FRIDAY, JUNE 23
Session No. 1 | 10:30 am
How to Test, How to Grade
What does a fair test over Augustine’s Confessions look like for an eighth grader? How about a sophomore? What about a fourth grader? And what’s the difference between an essay that earns an 87% as opposed to an 88%?
This lecture offers practical answers and solutions to some of the most commonly asked questions about assessment and grades. In this lecture, I also outline a simple five question test that can be given to any grade level over any classic text which will assess student knowledge in a conversational and common-sense manner, and which can be completed in less than an hour.
Session No. 2 | 12:30 pm
How to Teach (Political) Philosophy
Many students at classical Christian schools claim they are conservatives, but don’t really understand the difference between political conservativism and liberalism. They know what the conservative position is on a handful of hot button issues, but they don’t know what philosophical beliefs bind conservative positions together. Similarly, they know what positions liberals support and oppose, but they don’t know why. This lecture looks at Rousseau’s Social Contract and Burke’s Reflections on the Revolution in France, explains significant quotes and concepts, and enables teachers to explain the historical differences between the two great rival modern political philosophies.
Session No. 3 | 2:30 pm
How to Teach Pride and Prejudice
Unlike the works of Dante or Augustine, Pride and Prejudice is a bona fide classic which most high school students can understand on their own, which means the novel presents a unique challenge to teachers. How does the teacher not become extraneous to the book? Many teachers are tempted to turn this book into nothing more than a history lesson on Great Britain, or to overstuff their discussions of the book with references to Austen’s biography. This lecture offers help on teaching Pride and Prejudice in a way that helps high school students take stock of their own souls, confess their sins, and contemplate their future as parents and spouses.
Session No. 4 | 4:30 pm
How to Teach the Divine Comedy
If you read the Comedy twenty times, you’re not going to fully grasp all it has to teach. So what do you say about the poem to students reading it for the first time, most of whom will only ever read it once? I‘ve taught the Comedy more than twenty times over the last decade, and in this lecture, I offer teachers a practical strategy for teaching the Comedy to high school students. Which themes should teachers zero in on? Which themes should be saved for second or third readings? Which cantos are key? What are the best commentaries on the poem? This lecture covers all the basics for teaching one of the most complex classic texts of all time.

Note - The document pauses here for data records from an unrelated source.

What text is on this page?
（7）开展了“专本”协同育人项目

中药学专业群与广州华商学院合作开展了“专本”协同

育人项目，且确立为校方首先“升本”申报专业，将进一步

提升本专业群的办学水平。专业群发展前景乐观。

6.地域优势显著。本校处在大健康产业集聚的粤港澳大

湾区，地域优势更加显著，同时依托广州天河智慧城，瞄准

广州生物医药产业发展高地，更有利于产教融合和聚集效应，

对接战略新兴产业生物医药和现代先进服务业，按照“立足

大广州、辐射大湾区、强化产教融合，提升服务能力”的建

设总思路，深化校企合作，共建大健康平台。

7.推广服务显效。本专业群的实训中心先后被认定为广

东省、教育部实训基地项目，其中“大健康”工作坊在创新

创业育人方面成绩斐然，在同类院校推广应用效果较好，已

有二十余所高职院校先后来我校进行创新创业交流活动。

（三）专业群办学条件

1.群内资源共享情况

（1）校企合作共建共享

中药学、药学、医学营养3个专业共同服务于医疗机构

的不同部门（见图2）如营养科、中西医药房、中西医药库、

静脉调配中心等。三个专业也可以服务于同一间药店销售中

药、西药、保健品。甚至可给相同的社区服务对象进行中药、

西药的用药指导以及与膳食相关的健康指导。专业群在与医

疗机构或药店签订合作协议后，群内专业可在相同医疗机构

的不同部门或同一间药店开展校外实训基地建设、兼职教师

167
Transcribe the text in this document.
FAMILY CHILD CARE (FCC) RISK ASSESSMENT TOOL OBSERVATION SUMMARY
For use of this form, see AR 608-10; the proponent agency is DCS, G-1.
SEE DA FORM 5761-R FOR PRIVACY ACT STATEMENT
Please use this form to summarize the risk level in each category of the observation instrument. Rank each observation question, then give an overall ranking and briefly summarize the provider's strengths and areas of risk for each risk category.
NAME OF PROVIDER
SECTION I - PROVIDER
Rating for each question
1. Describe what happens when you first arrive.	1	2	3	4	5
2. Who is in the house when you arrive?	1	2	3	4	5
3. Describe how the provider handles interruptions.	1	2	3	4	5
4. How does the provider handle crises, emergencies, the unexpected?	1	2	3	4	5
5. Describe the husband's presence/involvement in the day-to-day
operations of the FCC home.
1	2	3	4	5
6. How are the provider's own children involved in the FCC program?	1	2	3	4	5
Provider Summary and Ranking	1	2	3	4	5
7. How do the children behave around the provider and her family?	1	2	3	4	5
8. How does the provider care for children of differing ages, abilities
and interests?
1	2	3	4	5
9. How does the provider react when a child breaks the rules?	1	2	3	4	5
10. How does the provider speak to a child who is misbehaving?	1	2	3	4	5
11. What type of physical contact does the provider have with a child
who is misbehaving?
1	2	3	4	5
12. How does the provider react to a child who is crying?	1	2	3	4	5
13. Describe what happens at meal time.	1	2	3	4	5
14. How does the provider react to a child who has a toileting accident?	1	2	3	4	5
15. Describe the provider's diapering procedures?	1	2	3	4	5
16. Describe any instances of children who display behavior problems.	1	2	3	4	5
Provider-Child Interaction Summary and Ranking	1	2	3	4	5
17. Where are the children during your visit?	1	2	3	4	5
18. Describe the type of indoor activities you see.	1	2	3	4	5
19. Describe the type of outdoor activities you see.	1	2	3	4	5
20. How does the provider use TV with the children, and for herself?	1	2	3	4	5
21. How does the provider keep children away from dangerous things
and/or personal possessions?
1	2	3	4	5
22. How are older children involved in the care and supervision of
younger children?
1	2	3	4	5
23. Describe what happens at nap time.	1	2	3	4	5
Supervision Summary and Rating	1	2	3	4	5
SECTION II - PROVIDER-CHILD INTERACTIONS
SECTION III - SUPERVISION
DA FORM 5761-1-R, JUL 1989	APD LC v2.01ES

Q&A session No. 1 | 7:30 pm
SATURDAY, JUNE 24
Session No. 5 | 10:30 am
Before You Teach a Classic Book: Knowing Your Own Limits
If a good teacher knows his limits and the limits of his students. What is the most you can expect from a single reading of Plato’s Republic? What is the most a junior can get from Paradise Lost? Many teachers are frustrated because they either ask too much of their students or do not ask enough. Classical theorists often speak of giving students “mastery” over their texts, which sounds great, but who in their right mind would claim to have mastered Paradise Lost or the City of God on a first read at the age of seventeen? If good teachers are not training their students to master Plato and Augustine, what are they training them to do? This lecture tackles these tough questions and helps teachers properly gauge what their students can do.
Session No. 6 | 12:30 pm
Tips for Teaching History / Tips for Teaching Rhetoric
At many classical schools, literature teachers are given huge stacks of classics to teach every year, but also told to “teach history,” as though the two subjects easily, obviously went together. This lecture explores how to teach history while teaching classics—and how to teach history in a way that coincides with teaching virtue.
Too often, rhetoric classes are just writing classes or philosophy classes by a different name. Students may read aloud a few things they’ve composed over the course of the year, but they don’t get enough practice speaking in public to get good at it. This lecture proposes ways of conducting rhetoric classes which give students substantial practice in public speaking, but which do not entail massive amounts of homework.
Session No. 7 | 2:30 pm
How to Teach Frankenstein
Most discussion guides for Frankenstein now center on modern science, bioethics, and pointless debates about whether Frankenstein’s monster is “a real person.” In fact, Frankenstein is a book about parenting and the perils of privacy, issues that every teenager is considering in earnest, often without real direction from adults. This lecture offers instruction on how to teach Frankenstein such that students have solid leverage with which to consider their burgeoning private lives and the role their parents (ought to) play in their maturation.
Session No. 8 | 4:30 pm
How to Teach Paradise Lost
John Milton was an interesting fellow, although it isn’t necessary to know much about his life to appreciate his greatest work. Nonetheless, Paradise Lost is a classic wherein the biography of the author is often overtaught, especially in high schools. But if Paradise Lost isn’t taught as British history, social commentary, or a rogue theological treatise, how is it taught? How can teachers present Paradise Lost to high school students in a way that helps them understand temptation, fight temptation, and love God more deeply? This lecture answers these pressing questions about the greatest English poem.